Heureux les Espagnols qui savent s’accroupir aux pieds d’un sycomore, se draper dans la capa brune, remplir leurs poumons de la fumée du Manille, et rêver par de pareilles nuits !
Heureux les Espagnols qui sont aimés dans les nuits de vervenas, quand les niñas émues pressent leurs têtes dans leurs mains frissonnantes, et qu’ils dorment sur leurs genoux, caressés par la dentelle des mantilles !

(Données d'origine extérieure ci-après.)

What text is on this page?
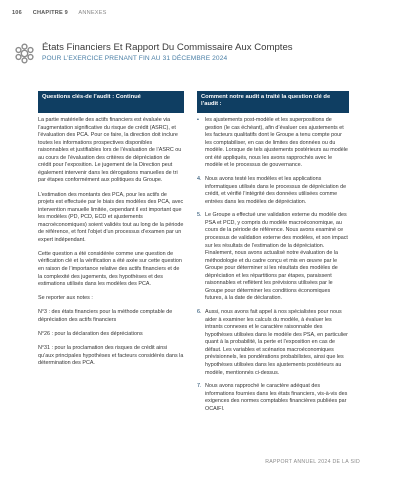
106 CHAPITRE 9 ANNEXES
États Financiers Et Rapport Du Commissaire Aux Comptes
POUR L’EXERCICE PRENANT FIN AU 31 DÉCEMBRE 2024
Questions clés-de l’audit : Continué

La partie matérielle des actifs financiers est évaluée via l’augmentation significative du risque de crédit (ASRC), et l’évaluation des PCA. Pour ce faire, la direction doit inclure toutes les informations prospectives disponibles raisonnables et justifiables lors de l’évaluation de l’ASRC ou au cours de l’évaluation des critères de dépréciation de crédit pour l’exposition. Le jugement de la Direction peut également intervenir dans les dérogations manuelles de tri par étapes conformément aux politiques du Groupe.

L’estimation des montants des PCA, pour les actifs de projets est effectuée par le biais des modèles des PCA, avec intervention manuelle limitée, cependant il est important que les modèles (PD, PCD, ECD et ajustements macroéconomiques) soient validés tout au long de la période de référence, et font l’objet d’un processus d’examen par un expert indépendant.

Cette question a été considérée comme une question de vérification clé et la vérification a été axée sur cette question en raison de l’importance relative des actifs financiers et de la complexité des jugements, des hypothèses et des estimations utilisés dans les modèles des PCA.

Se reporter aux notes :

N°3 : des états financiers pour la méthode comptable de dépréciation des actifs financiers

N°26 : pour la déclaration des dépréciations

N°31 : pour la proclamation des risques de crédit ainsi qu’aux principales hypothèses et facteurs considérés dans la détermination des PCA.

Comment notre audit a traité la question clé de l’audit :
• les ajustements post-modèle et les superpositions de gestion (le cas échéant), afin d’évaluer ces ajustements et les facteurs qualitatifs dont le Groupe a tenu compte pour les comptabiliser, en cas de limites des données ou du modèle. Lorsque de tels ajustements postérieurs au modèle ont été appliqués, nous les avons rapprochés avec le modèle et le processus de gouvernance.
4. Nous avons testé les modèles et les applications informatiques utilisés dans le processus de dépréciation de crédit, et vérifié l’intégrité des données utilisées comme entrées dans les modèles de dépréciation.
5. Le Groupe a effectué une validation externe du modèle des PSA et PCD, y compris du modèle macroéconomique, au cours de la période de référence. Nous avons examiné ce processus de validation externe des modèles, et son impact sur les résultats de l’estimation de la dépréciation. Finalement, nous avons actualisé notre évaluation de la méthodologie et du cadre conçu et mis en œuvre par le Groupe pour déterminer si les résultats des modèles de dépréciation et les répartitions par étapes, paraissent raisonnables et reflètent les prévisions utilisées par le Groupe pour déterminer les conditions économiques futures, à la date de déclaration.
6. Aussi, nous avons fait appel à nos spécialistes pour nous aider à examiner les calculs du modèle, à évaluer les intrants connexes et le caractère raisonnable des hypothèses utilisées dans le modèle des PSA, en particulier quant à la probabilité, la perte et l’exposition en cas de défaut. Les variables et scénarios macroéconomiques prévisionnels, les pondérations probabilistes, ainsi que les hypothèses utilisées dans les ajustements postérieurs au modèle, mentionnés ci-dessus.
7. Nous avons rapproché le caractère adéquat des informations fournies dans les états financiers, vis-à-vis des exigences des normes comptables financières publiées par OCAIFI.
RAPPORT ANNUEL 2024 DE LA SID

Heureux les Espagnols à l’œil fauve, au jarret nerveux, aux bras souples, qui s’élancent dans le tourbillon du bolero !
Tournez, tournez, enfants de la Castille !
Cherchez le bonheur dans les grands yeux de vos maîtresses, pressez leurs tailles minces ; unissez-vous, séparez-vous ; menez, ramenez le joyeux bolero !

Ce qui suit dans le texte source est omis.